Kaldı ki Mustafa Kemal'in konuşmasında şive olsa ne olur, yaptıklarının değeri mi azalır?
Şive işine meraklı olanlar Süleyman Demirel ve Rauf Denktaş'ın konuşmalarına baksın.
Meydanlarda "Anadolu" şivesi ile konuşan Demirel, dost sohbetlerinde Kıbrıs şivesiyle konuşan Denktaş, gerektiği zamanlarda İstanbul Türkçesi ile konuşur. Emre aynı yazıda "...fıskiyesini kısmasını istediği uşağına 'hayvan' diyen, başka bazı vesilelerde de Granda'ya yine böyle hitap eden gerçek Atatürk ile karşılaşmak ister miydiniz?" diye sormuş.
Sonra da bizim adımıza cevap vermiş: "Hayır istemezsiniz! Tatlı bir rüyadan kim uyanmak ister ki!"
Cemal Granda'nın "Atatürk'ün Uşağı İdim" adlı kitabından nedense Emre'nin aklında hep kötüye çekilebilecek anılar kalmış.

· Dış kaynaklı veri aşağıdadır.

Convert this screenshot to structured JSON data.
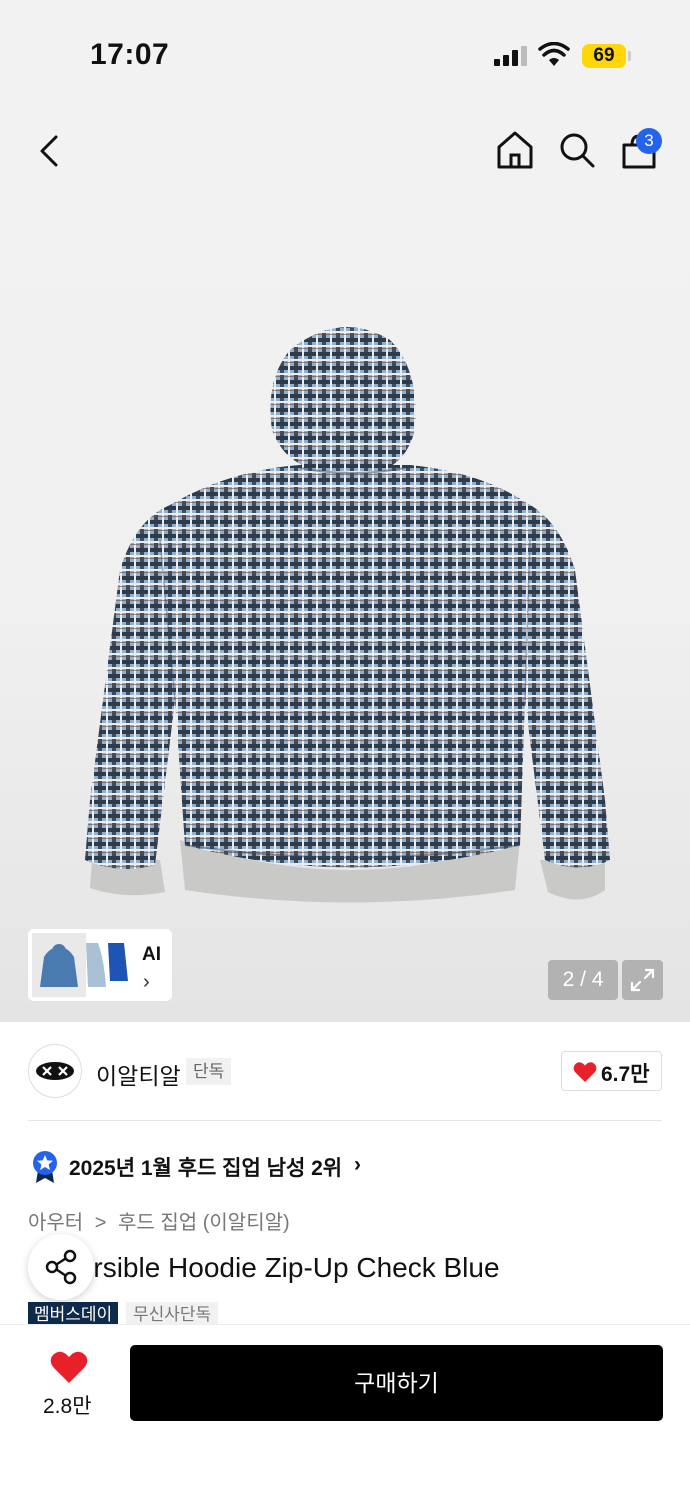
{
  "status_bar": {
    "time": "17:07",
    "battery": "69"
  },
  "nav": {
    "back_icon": "chevron-left-icon",
    "home_icon": "home-icon",
    "search_icon": "search-icon",
    "cart_icon": "shopping-bag-icon",
    "cart_count": "3"
  },
  "gallery": {
    "ai_label": "AI",
    "page_indicator": "2 / 4",
    "current_page": 2,
    "total_pages": 4
  },
  "brand": {
    "name": "이알티알",
    "exclusive_tag": "단독",
    "likes": "6.7만"
  },
  "ranking": {
    "text": "2025년 1월 후드 집업 남성 2위"
  },
  "breadcrumb": {
    "category": "아우터",
    "separator": ">",
    "subcategory": "후드 집업 (이알티알)"
  },
  "product": {
    "title": "Reversible Hoodie Zip-Up Check Blue"
  },
  "tags": [
    "멤버스데이",
    "무신사단독"
  ],
  "bottom_bar": {
    "wish_count": "2.8만",
    "buy_label": "구매하기"
  },
  "colors": {
    "accent_blue": "#2463eb",
    "heart_red": "#e8202a",
    "badge_yellow": "#ffd60a",
    "tag_navy": "#0e2a4a"
  }
}
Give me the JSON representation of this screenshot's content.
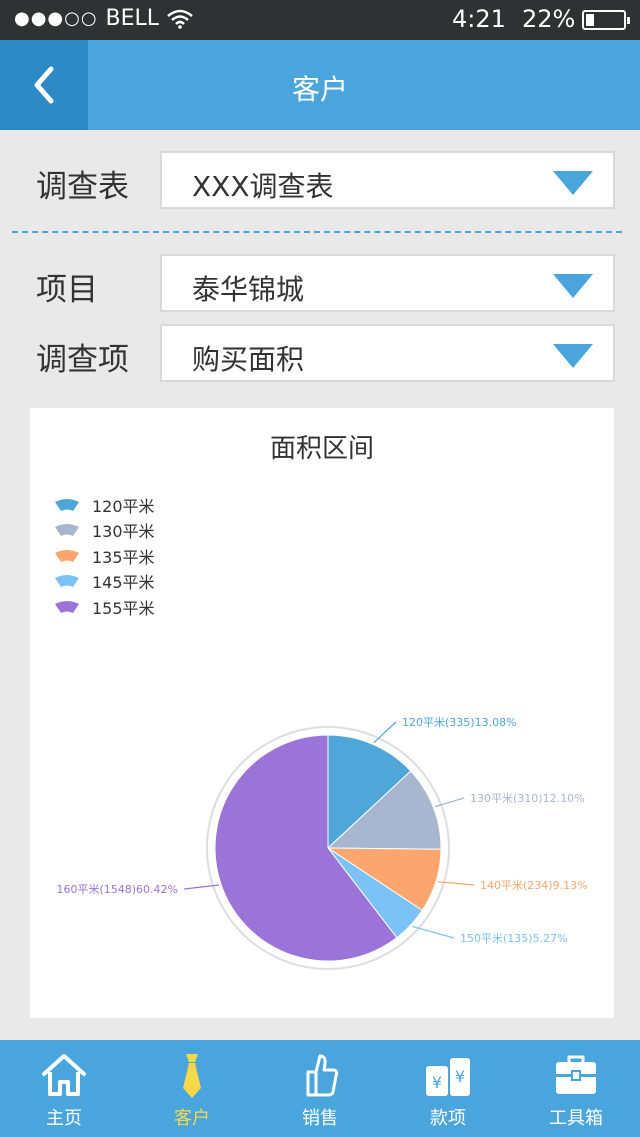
{
  "status_bar": {
    "carrier": "BELL",
    "signal_dots": "●●●○○",
    "time": "4:21",
    "battery": "22%"
  },
  "header": {
    "title": "客户"
  },
  "form": {
    "survey_label": "调查表",
    "survey_value": "XXX调查表",
    "project_label": "项目",
    "project_value": "泰华锦城",
    "item_label": "调查项",
    "item_value": "购买面积"
  },
  "chart_data": {
    "type": "pie",
    "title": "面积区间",
    "legend": [
      {
        "label": "120平米",
        "color": "#4fa6d8"
      },
      {
        "label": "130平米",
        "color": "#a9b6cf"
      },
      {
        "label": "135平米",
        "color": "#fba66e"
      },
      {
        "label": "145平米",
        "color": "#7bc2f6"
      },
      {
        "label": "155平米",
        "color": "#9b74d9"
      }
    ],
    "slices": [
      {
        "label": "120平米(335)13.08%",
        "value": 335,
        "percent": 13.08,
        "color": "#4fa6d8"
      },
      {
        "label": "130平米(310)12.10%",
        "value": 310,
        "percent": 12.1,
        "color": "#a9b6cf"
      },
      {
        "label": "140平米(234)9.13%",
        "value": 234,
        "percent": 9.13,
        "color": "#fba66e"
      },
      {
        "label": "150平米(135)5.27%",
        "value": 135,
        "percent": 5.27,
        "color": "#7bc2f6"
      },
      {
        "label": "160平米(1548)60.42%",
        "value": 1548,
        "percent": 60.42,
        "color": "#9b74d9"
      }
    ]
  },
  "tabs": [
    {
      "label": "主页",
      "icon": "home-icon",
      "active": false
    },
    {
      "label": "客户",
      "icon": "tie-icon",
      "active": true
    },
    {
      "label": "销售",
      "icon": "thumbs-up-icon",
      "active": false
    },
    {
      "label": "款项",
      "icon": "coins-icon",
      "active": false
    },
    {
      "label": "工具箱",
      "icon": "toolbox-icon",
      "active": false
    }
  ],
  "colors": {
    "accent": "#4aa5dc",
    "active_tab": "#f5d84a",
    "status_bar": "#303132"
  }
}
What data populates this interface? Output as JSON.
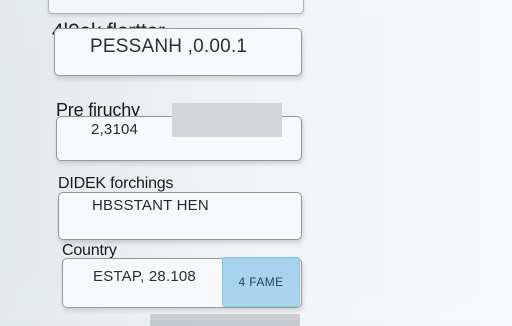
{
  "form": {
    "fields": [
      {
        "label": "4l0ek flertter",
        "value": "PESSANH ,0.00.1"
      },
      {
        "label": "Pre firuchy",
        "value": "2,3104"
      },
      {
        "label": "DIDEK forchings",
        "value": "HBSSTANT HEN"
      },
      {
        "label": "Country",
        "value": "ESTAP, 28.108"
      }
    ],
    "button_label": "4 FAME"
  },
  "colors": {
    "background": "#eef2f4",
    "field_border": "#8f989f",
    "button_fill": "#a5d2ee"
  }
}
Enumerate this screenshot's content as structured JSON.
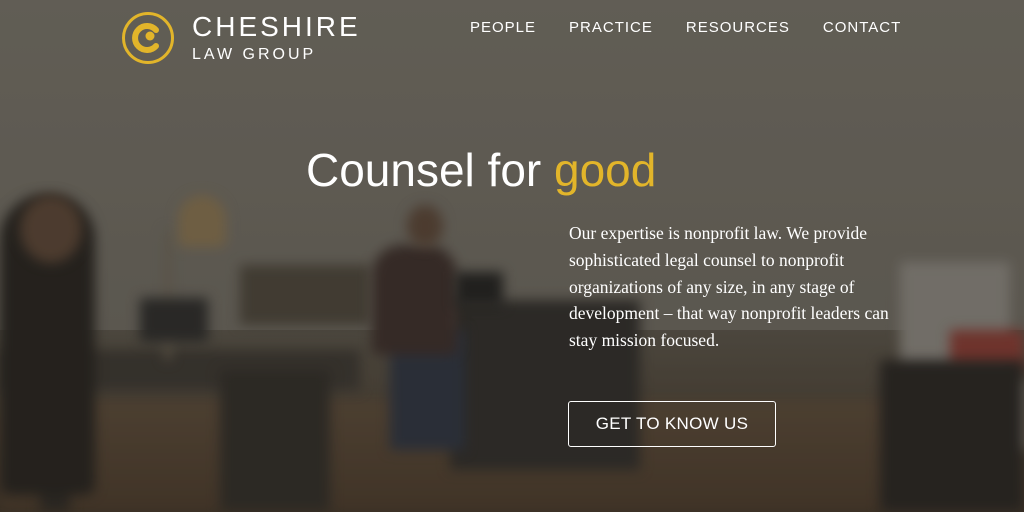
{
  "brand": {
    "name": "CHESHIRE",
    "tagline": "LAW GROUP",
    "logo_icon": "cheshire-c-logo-icon",
    "accent_color": "#e2b52a"
  },
  "nav": {
    "items": [
      {
        "label": "PEOPLE"
      },
      {
        "label": "PRACTICE"
      },
      {
        "label": "RESOURCES"
      },
      {
        "label": "CONTACT"
      }
    ]
  },
  "hero": {
    "headline_prefix": "Counsel for",
    "headline_accent": "good",
    "description": "Our expertise is nonprofit law. We provide sophisticated legal counsel to nonprofit organizations of any size, in any stage of development – that way nonprofit leaders can stay mission focused.",
    "cta_label": "GET TO KNOW US"
  }
}
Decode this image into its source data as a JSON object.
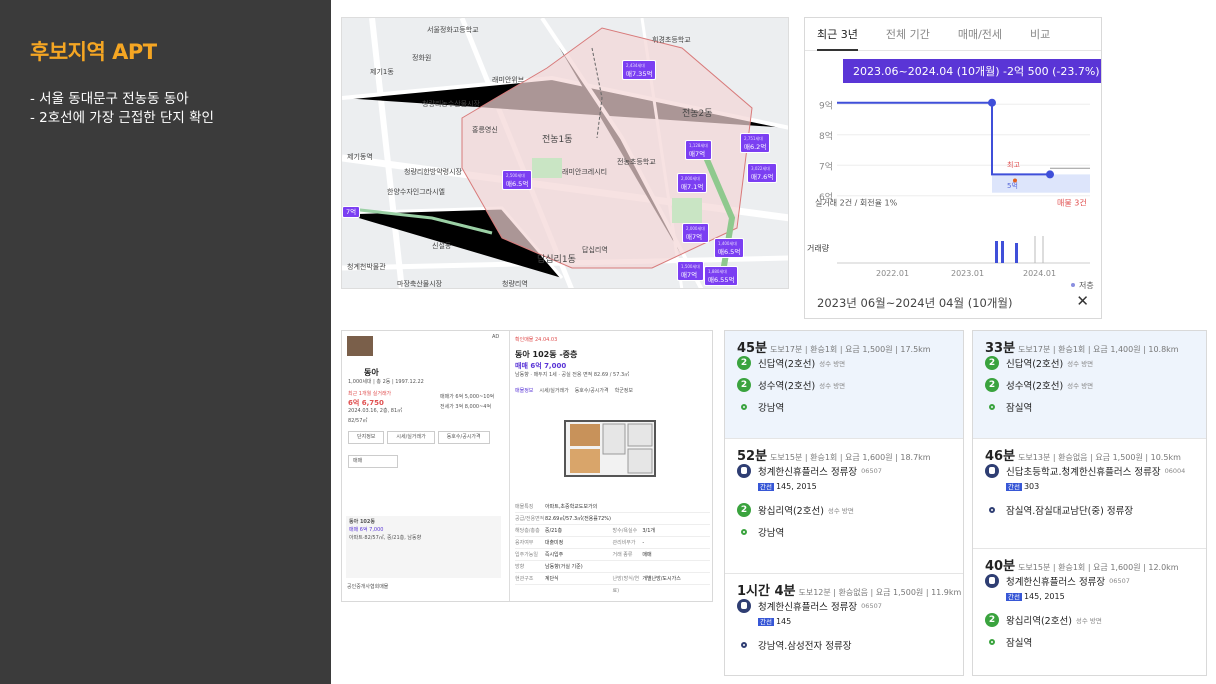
{
  "slide": {
    "title": "후보지역 APT",
    "lines": [
      "- 서울 동대문구 전농동 동아",
      "- 2호선에 가장 근접한 단지 확인"
    ]
  },
  "map": {
    "labels": [
      "제기동",
      "서울정화고등학교",
      "정화원",
      "제기1동",
      "제기동주민센터",
      "청량리농수산물시장",
      "제기동역",
      "청량리한방약령시장",
      "한양수자인그라시엘",
      "홍릉영신",
      "신설동",
      "정원당",
      "망우고가차도",
      "답십리1동",
      "청계천박물관",
      "마장축산물시장",
      "청량리역",
      "전농2동",
      "전농1동",
      "답십리역",
      "전농초등학교",
      "휘경초등학교",
      "신답역",
      "답십리이동",
      "전농동",
      "래미안크레시티",
      "청량리역롯데캐슬",
      "래미안위브",
      "고등학교",
      "전농동사거리"
    ],
    "tags": [
      {
        "price": "매7.35억",
        "n": "2,434세대"
      },
      {
        "price": "매6.5억",
        "n": "2,500세대"
      },
      {
        "price": "매7억",
        "n": "1,128세대"
      },
      {
        "price": "매7.1억",
        "n": "2,000세대"
      },
      {
        "price": "매6.2억",
        "n": "2,751세대"
      },
      {
        "price": "매7.6억",
        "n": "3,022세대"
      },
      {
        "price": "매7억",
        "n": "2,000세대"
      },
      {
        "price": "매6.5억",
        "n": "1,400세대"
      },
      {
        "price": "매7억",
        "n": "1,500세대"
      },
      {
        "price": "매6.55억",
        "n": "1,880세대"
      },
      {
        "price": "7억",
        "n": ""
      }
    ]
  },
  "chart_panel": {
    "tabs": [
      "최근 3년",
      "전체 기간",
      "매매/전세",
      "비교"
    ],
    "tooltip": "2023.06~2024.04 (10개월)  -2억 500 (-23.7%)",
    "yticks": [
      "9억",
      "8억",
      "7억",
      "6억"
    ],
    "xticks": [
      "2022.01",
      "2023.01",
      "2024.01"
    ],
    "volume_label": "거래량",
    "note": "실거래 2건 / 회전율 1%",
    "note_right": "매물 3건",
    "low_label": "최고",
    "low_val": "5억",
    "legend": "저층",
    "footer": "2023년 06월~2024년 04월 (10개월)",
    "close": "✕"
  },
  "chart_data": {
    "type": "line",
    "x": [
      "2022.01",
      "2022.06",
      "2023.01",
      "2023.06",
      "2023.10",
      "2024.01",
      "2024.04"
    ],
    "values": [
      9.1,
      9.1,
      9.1,
      9.0,
      6.7,
      6.7,
      6.9
    ],
    "ylim": [
      5.5,
      9.5
    ],
    "xlabel": "",
    "ylabel": ""
  },
  "detail": {
    "ad": "AD",
    "left": {
      "title": "동아",
      "sub": "1,000세대 | 총 2동 | 1997.12.22",
      "r1": "최근 1개월 실거래가",
      "price": "6억 6,750",
      "date": "2024.03.16, 2층, 81㎡",
      "buy": "매매가 6억 5,000~10억",
      "rent": "전세가 3억 8,000~4억",
      "m2": "82/57㎡",
      "buttons": [
        "단지정보",
        "시세/실거래가",
        "동호수/공시가격"
      ],
      "filter": "매매",
      "item_title": "동아 102동",
      "item_price": "매매 6억 7,000",
      "item_desc": "아파트·82/57㎡, 중/21층, 남동향",
      "btn": "공인중개사협회매물"
    },
    "right": {
      "head": "확인매물 24.04.03",
      "title": "동아 102동 -중층",
      "price": "매매 6억 7,000",
      "desc": "남동향 · 매두지 1세 · 공실 전용 면적 82.69 / 57.3㎡",
      "tabs": [
        "매물정보",
        "시세/실거래가",
        "동호수/공시가격",
        "학군정보"
      ],
      "rows": [
        [
          "매물특징",
          "아파트,초중학교도보가의"
        ],
        [
          "공급/전용면적",
          "82.69㎡/57.3㎡(전용률72%)"
        ],
        [
          "해당층/총층",
          "중/21층",
          "방수/욕실수",
          "3/1개"
        ],
        [
          "융자여부",
          "대출미정",
          "관리비부가",
          "-"
        ],
        [
          "입주가능일",
          "즉시입주",
          "거래 종류",
          "매매"
        ],
        [
          "방향",
          "남동향(거실 기준)"
        ],
        [
          "현관구조",
          "계단식",
          "난방(방식/연료)",
          "개별난방/도시가스"
        ]
      ]
    }
  },
  "transit": {
    "routes": [
      {
        "time": "45분",
        "meta": "도보17분 | 환승1회 | 요금 1,500원 | 17.5km",
        "stops": [
          {
            "t": "subway",
            "n": "2",
            "name": "신답역(2호선)",
            "dir": "성수 방면"
          },
          {
            "t": "subway",
            "n": "2",
            "name": "성수역(2호선)",
            "dir": "성수 방면"
          },
          {
            "t": "end",
            "name": "강남역"
          }
        ]
      },
      {
        "time": "52분",
        "meta": "도보15분 | 환승1회 | 요금 1,600원 | 18.7km",
        "stops": [
          {
            "t": "bus",
            "name": "청계한신휴플러스 정류장",
            "dir": "06507",
            "lines": "145, 2015"
          },
          {
            "t": "subway",
            "n": "2",
            "name": "왕십리역(2호선)",
            "dir": "성수 방면"
          },
          {
            "t": "end",
            "name": "강남역"
          }
        ]
      },
      {
        "time": "1시간 4분",
        "meta": "도보12분 | 환승없음 | 요금 1,500원 | 11.9km",
        "stops": [
          {
            "t": "bus",
            "name": "청계한신휴플러스 정류장",
            "dir": "06507",
            "lines": "145"
          },
          {
            "t": "end",
            "name": "강남역.삼성전자 정류장"
          }
        ]
      },
      {
        "time": "33분",
        "meta": "도보17분 | 환승1회 | 요금 1,400원 | 10.8km",
        "stops": [
          {
            "t": "subway",
            "n": "2",
            "name": "신답역(2호선)",
            "dir": "성수 방면"
          },
          {
            "t": "subway",
            "n": "2",
            "name": "성수역(2호선)",
            "dir": "성수 방면"
          },
          {
            "t": "end",
            "name": "잠실역"
          }
        ]
      },
      {
        "time": "46분",
        "meta": "도보13분 | 환승없음 | 요금 1,500원 | 10.5km",
        "stops": [
          {
            "t": "bus",
            "name": "신답초등학교.청계한신휴플러스 정류장",
            "dir": "06004",
            "lines": "303"
          },
          {
            "t": "end",
            "name": "잠실역.잠실대교남단(중) 정류장"
          }
        ]
      },
      {
        "time": "40분",
        "meta": "도보15분 | 환승1회 | 요금 1,600원 | 12.0km",
        "stops": [
          {
            "t": "bus",
            "name": "청계한신휴플러스 정류장",
            "dir": "06507",
            "lines": "145, 2015"
          },
          {
            "t": "subway",
            "n": "2",
            "name": "왕십리역(2호선)",
            "dir": "성수 방면"
          },
          {
            "t": "end",
            "name": "잠실역"
          }
        ]
      }
    ],
    "bus_badge": "간선",
    "bus_badge2": "지선"
  }
}
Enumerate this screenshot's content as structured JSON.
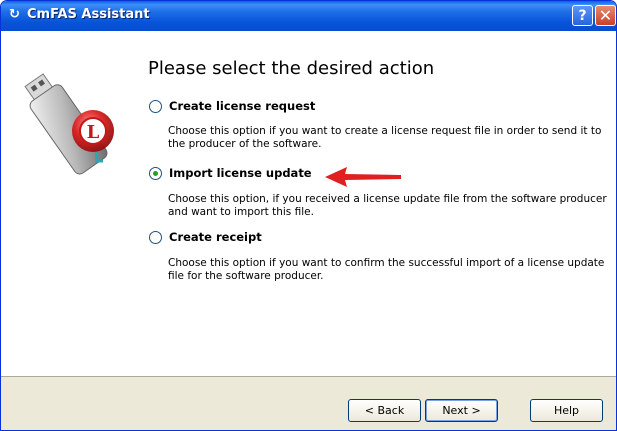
{
  "window": {
    "title": "CmFAS Assistant",
    "app_icon": "cmfas-icon",
    "help_button": "?",
    "close_button": "✕"
  },
  "heading": "Please select the desired action",
  "options": [
    {
      "label": "Create license request",
      "description": "Choose this option if you want to create a license request file in order to send it to the producer of the software.",
      "selected": false
    },
    {
      "label": "Import license update",
      "description": "Choose this option, if you received a license update file from the software producer and want to import this file.",
      "selected": true
    },
    {
      "label": "Create receipt",
      "description": "Choose this option if you want to confirm the successful import of a license update file for the software producer.",
      "selected": false
    }
  ],
  "buttons": {
    "back": "< Back",
    "next": "Next >",
    "help": "Help"
  },
  "colors": {
    "arrow": "#e02020",
    "titlebar": "#0a5fe8",
    "radio_selected": "#21a121"
  }
}
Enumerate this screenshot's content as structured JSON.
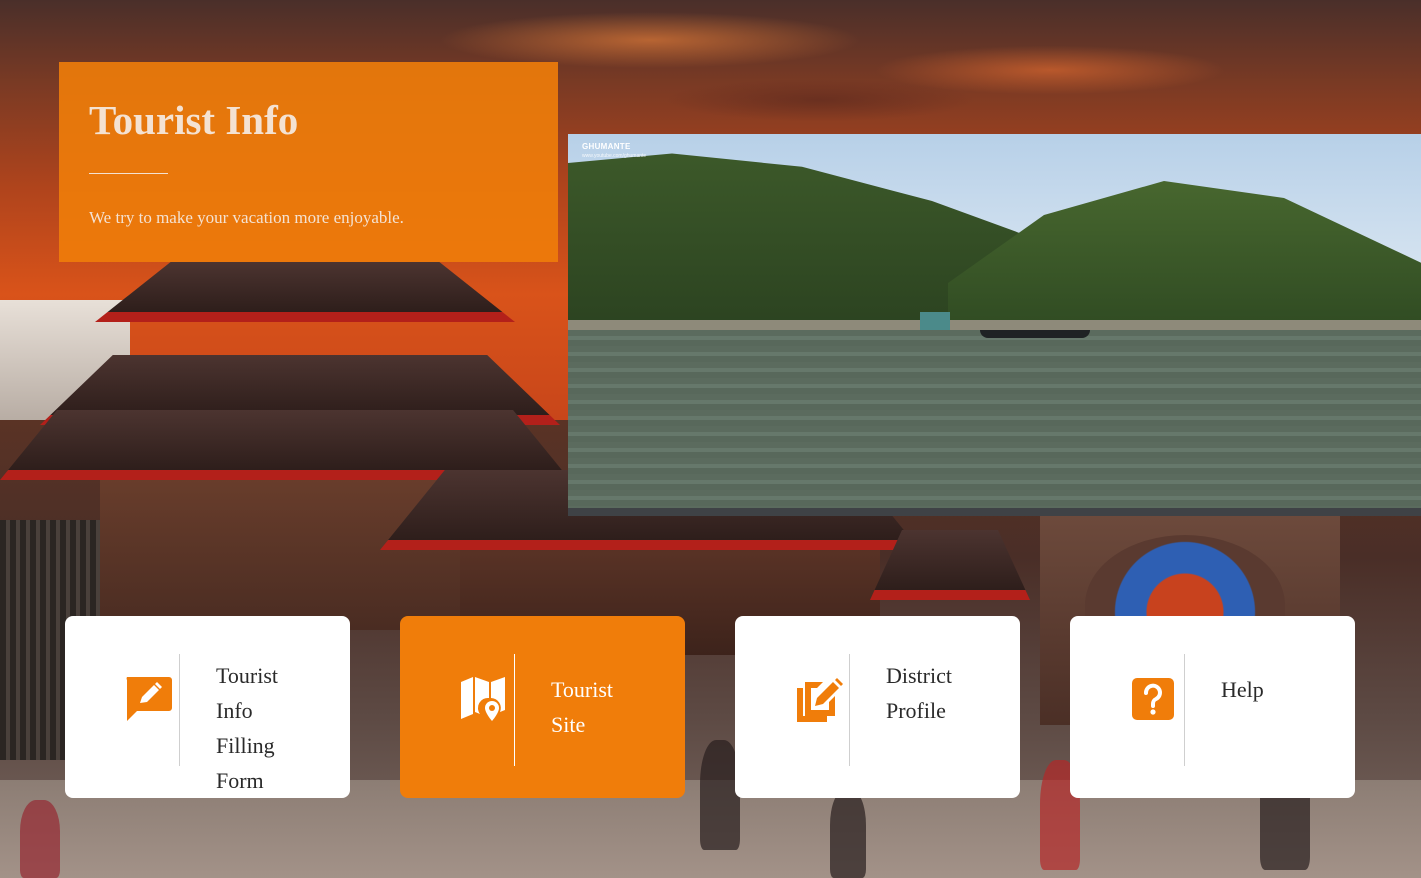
{
  "hero": {
    "title": "Tourist Info",
    "subtitle": "We try to make your vacation more enjoyable."
  },
  "video": {
    "brand": "GHUMANTE",
    "tagline": "",
    "url": "www.youtube.com/ghumante"
  },
  "cards": [
    {
      "id": "tourist-info-filling-form",
      "label_lines": [
        "Tourist",
        "Info",
        "Filling",
        "Form"
      ],
      "icon": "pencil-message-icon",
      "active": false
    },
    {
      "id": "tourist-site",
      "label_lines": [
        "Tourist",
        "Site"
      ],
      "icon": "map-pin-icon",
      "active": true
    },
    {
      "id": "district-profile",
      "label_lines": [
        "District",
        "Profile"
      ],
      "icon": "edit-document-icon",
      "active": false
    },
    {
      "id": "help",
      "label_lines": [
        "Help"
      ],
      "icon": "question-icon",
      "active": false
    }
  ],
  "colors": {
    "accent": "#f07d0a",
    "card_bg": "#ffffff",
    "card_text": "#2a2a2a",
    "hero_text": "#f4e2d2"
  }
}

Mustafa Kemal'in zaman zaman uşağı Granda'ya "hayvan" dediği doğru ama ona asla hayvan muamelesi yapmadığı daha doğru.
Cumhurbaşkanlığı sekreterinin işten atmak istediği Granda'ya sahip çıkışı da o kitapta anlatılır. Aynı Granda Mustafa Kemal'den sonra mutlu olamadığı için İsmet İnönü ile çalışamaz.
Cemal Granda, İran Şahı'nı beklerken ağzına bir lokma atan Mustafa Kemal'e, "hazır sofrayı bozmayın" diye uyaracak kadar yakın ve rahattır.
Mustafa Kemal'in okuma yazma öğretmeye çalıştığı ve zaman zaman da sınav yaptığı uşak da yine Cemal Granda'dır.
Mustafa Kemal kimileri için rüya olduğu kadar kimileri için de kabustur.
Bizim içinse insanüstü bir varlık değil ama üstün özellikleri olan bir insandır.
Bazılarındaki Mustafa Kemal sıkıntısının sebebi de bu değil mi?